Let's say you need a car. You can go to a car manufacturer and tell them you need a car. You have a list of requirements: It must be fast, comfortable, hold up well should an accident occur, etc. Of course, you want it to look nice, be roomy enough for your family of 5 and have ample trunk space. Well, that list of requirements seems reasonable enough. And you can withhold your budget for the car in the hopes that one car maker will give you the best one for your budget! But what if the car maker decides to give you the car with the best of those features? What they give you a Bentley, instead of a Hyundai Santa Fe?? Both of those cars have all those features, but the Bentley is clearly out of the price range of most people, although it is likely the best-built one of the bunch. And even someone who says, "please be price conscious" is still not giving enough information. You can get a Lexus, Hyundai, or Range Rover in that line up, again, with different price ranges. For some, a Lexus or Range Rover is showing sensitivity to price!
Business owners looking to build a new website often have a laundry list of features and functions which they want. But the truth is, that list of features should be a list based on the business goals of the website. And one of those goals must be to accomplish business objectives while fitting within a well-defined budget. The budget will help pare down the features which are less important to accomplishing the business objectives, keeping the absolutely necessary ones.
To give a valuable and meaningful proposal on a project requires that you tell me your budget. If someone is able to give you a price on a website redesign and hasn't asked your budget, they're not taking your business objectives into account. They're simply throwing the price of a list of features at you. And while it might accidentally fit within your budget, it may not do what your business needs.

Comments
Nice post... totally agree. Did you see this article that we just wrote on the same subject?

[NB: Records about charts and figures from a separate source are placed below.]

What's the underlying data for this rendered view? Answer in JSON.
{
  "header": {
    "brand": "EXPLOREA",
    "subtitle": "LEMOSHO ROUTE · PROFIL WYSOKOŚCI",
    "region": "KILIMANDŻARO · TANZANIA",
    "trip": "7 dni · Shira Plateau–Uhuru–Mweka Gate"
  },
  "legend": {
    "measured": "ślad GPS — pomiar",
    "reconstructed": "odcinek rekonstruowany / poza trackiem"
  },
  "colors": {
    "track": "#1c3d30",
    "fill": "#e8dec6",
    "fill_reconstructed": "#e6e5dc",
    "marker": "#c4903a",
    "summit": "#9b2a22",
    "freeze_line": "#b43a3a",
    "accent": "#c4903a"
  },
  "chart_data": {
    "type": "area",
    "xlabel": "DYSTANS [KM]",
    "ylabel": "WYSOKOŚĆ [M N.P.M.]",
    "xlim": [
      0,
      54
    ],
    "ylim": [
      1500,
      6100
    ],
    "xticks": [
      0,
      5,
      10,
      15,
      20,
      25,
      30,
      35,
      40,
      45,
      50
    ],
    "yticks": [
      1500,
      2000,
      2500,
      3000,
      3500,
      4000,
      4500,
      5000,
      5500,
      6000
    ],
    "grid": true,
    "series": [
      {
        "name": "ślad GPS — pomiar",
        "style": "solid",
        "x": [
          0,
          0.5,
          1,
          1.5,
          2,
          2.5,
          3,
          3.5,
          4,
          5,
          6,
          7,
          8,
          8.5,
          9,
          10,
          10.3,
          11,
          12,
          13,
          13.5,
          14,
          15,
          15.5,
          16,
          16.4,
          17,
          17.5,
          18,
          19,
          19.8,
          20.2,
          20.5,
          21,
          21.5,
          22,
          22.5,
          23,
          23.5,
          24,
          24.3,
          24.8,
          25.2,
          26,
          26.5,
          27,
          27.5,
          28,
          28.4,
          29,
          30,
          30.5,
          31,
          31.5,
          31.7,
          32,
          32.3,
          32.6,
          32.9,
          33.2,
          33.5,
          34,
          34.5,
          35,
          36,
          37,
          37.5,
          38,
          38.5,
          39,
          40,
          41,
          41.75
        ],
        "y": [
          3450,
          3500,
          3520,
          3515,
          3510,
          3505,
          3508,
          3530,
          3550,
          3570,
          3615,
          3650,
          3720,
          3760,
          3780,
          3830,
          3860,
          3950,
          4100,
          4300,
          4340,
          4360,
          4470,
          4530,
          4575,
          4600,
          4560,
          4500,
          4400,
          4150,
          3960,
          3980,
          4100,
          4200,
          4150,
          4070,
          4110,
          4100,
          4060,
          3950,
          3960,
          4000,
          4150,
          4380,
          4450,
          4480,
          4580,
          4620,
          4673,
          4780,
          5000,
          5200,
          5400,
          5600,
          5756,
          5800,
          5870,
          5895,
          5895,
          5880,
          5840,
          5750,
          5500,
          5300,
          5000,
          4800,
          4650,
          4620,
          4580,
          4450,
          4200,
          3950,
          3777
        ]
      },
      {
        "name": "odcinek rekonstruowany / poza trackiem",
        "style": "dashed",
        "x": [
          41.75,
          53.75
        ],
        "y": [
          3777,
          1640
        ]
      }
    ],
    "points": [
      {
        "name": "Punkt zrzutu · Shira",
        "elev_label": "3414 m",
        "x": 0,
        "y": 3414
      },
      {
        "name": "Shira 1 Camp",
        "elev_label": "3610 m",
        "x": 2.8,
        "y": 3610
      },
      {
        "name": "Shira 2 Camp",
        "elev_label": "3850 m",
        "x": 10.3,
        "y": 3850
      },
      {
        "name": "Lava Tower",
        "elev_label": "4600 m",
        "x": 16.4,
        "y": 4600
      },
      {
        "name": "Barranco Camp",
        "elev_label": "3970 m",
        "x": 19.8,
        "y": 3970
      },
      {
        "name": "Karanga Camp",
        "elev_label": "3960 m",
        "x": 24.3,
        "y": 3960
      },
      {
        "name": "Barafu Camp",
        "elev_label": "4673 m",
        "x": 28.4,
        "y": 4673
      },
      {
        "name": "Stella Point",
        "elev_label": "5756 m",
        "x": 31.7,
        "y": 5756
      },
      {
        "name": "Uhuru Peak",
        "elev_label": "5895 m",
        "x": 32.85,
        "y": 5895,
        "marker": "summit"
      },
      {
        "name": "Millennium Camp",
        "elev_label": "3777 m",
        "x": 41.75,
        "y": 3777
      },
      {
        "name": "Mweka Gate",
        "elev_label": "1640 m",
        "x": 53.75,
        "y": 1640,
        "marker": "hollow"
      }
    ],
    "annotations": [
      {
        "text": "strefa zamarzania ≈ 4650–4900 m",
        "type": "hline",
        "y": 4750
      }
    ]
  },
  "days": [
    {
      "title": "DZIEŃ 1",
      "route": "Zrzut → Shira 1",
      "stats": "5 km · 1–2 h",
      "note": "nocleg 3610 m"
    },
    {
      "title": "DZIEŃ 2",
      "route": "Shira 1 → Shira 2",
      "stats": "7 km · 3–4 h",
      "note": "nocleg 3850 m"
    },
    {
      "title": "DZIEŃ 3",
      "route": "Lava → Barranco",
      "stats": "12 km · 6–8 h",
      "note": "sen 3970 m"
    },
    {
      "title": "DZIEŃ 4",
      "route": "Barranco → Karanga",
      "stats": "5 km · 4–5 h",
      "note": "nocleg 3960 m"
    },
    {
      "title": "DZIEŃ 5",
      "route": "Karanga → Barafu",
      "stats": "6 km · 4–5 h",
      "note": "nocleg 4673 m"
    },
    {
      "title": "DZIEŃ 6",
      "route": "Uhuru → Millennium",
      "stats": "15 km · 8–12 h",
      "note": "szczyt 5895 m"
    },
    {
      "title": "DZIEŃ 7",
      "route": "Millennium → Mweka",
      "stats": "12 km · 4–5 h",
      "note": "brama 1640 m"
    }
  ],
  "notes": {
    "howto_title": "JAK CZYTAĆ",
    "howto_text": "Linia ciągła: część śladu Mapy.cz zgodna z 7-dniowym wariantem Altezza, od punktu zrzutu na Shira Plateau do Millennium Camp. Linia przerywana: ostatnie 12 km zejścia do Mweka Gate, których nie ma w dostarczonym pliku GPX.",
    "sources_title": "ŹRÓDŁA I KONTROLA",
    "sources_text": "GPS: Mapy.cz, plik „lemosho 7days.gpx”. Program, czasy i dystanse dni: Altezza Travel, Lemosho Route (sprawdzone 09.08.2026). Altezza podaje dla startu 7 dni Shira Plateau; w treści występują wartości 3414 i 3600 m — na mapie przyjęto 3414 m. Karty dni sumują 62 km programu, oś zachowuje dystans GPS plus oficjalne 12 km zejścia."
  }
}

http://uxmag.com/features/lessons-from-ikea
Best,
Jonathan Anderson
Managing Editor, UX Magazine
--
http://uxmag.com
http://twitter.com/uxmag
--
Thanks Jonathan - great article!
Totally agree. The budget is often the hardest to obtain from the client, and yet critical to the client decision making process. Thanks for the analogy!
Great topic. Definitely knowing the budget of the project helps given a frame of reference of what 'type' of vehicle you can create. There needs to be a dialog upfront about the scope of what you want the website to accomplish. A creative/marketing brief with a list of simple questions can help determine what you client really wants, and can afford.
I have written a previous post with some sample questions here: http://askhaley.haleymarketing.com/?p=1450
Most importantly though is to stress that a website is not a "static" one shot piece of marketing. It's a living and breathing being. Things can be developed in stages. Not everything has to be in the site from day one. That being said, the first phase or version of a website should accomplish the basic goals of defining "who you are", "what you do" and "what do I do next?" clearly spelled out on the homepage.
Cheers-
Keith Cassidy
Creative Director
Haley Marketing
http://www.haleymarketing.com/
Thanks Keith, absolututely!
This article has become a permanent reference for me. Thanks for taking the time to craft this clear, well written explanation.
Glad you found this useful!
Totally agree. The budget is often the hardest to obtain from the client, and yet critical to the client decision making process. Thanks for the analogy!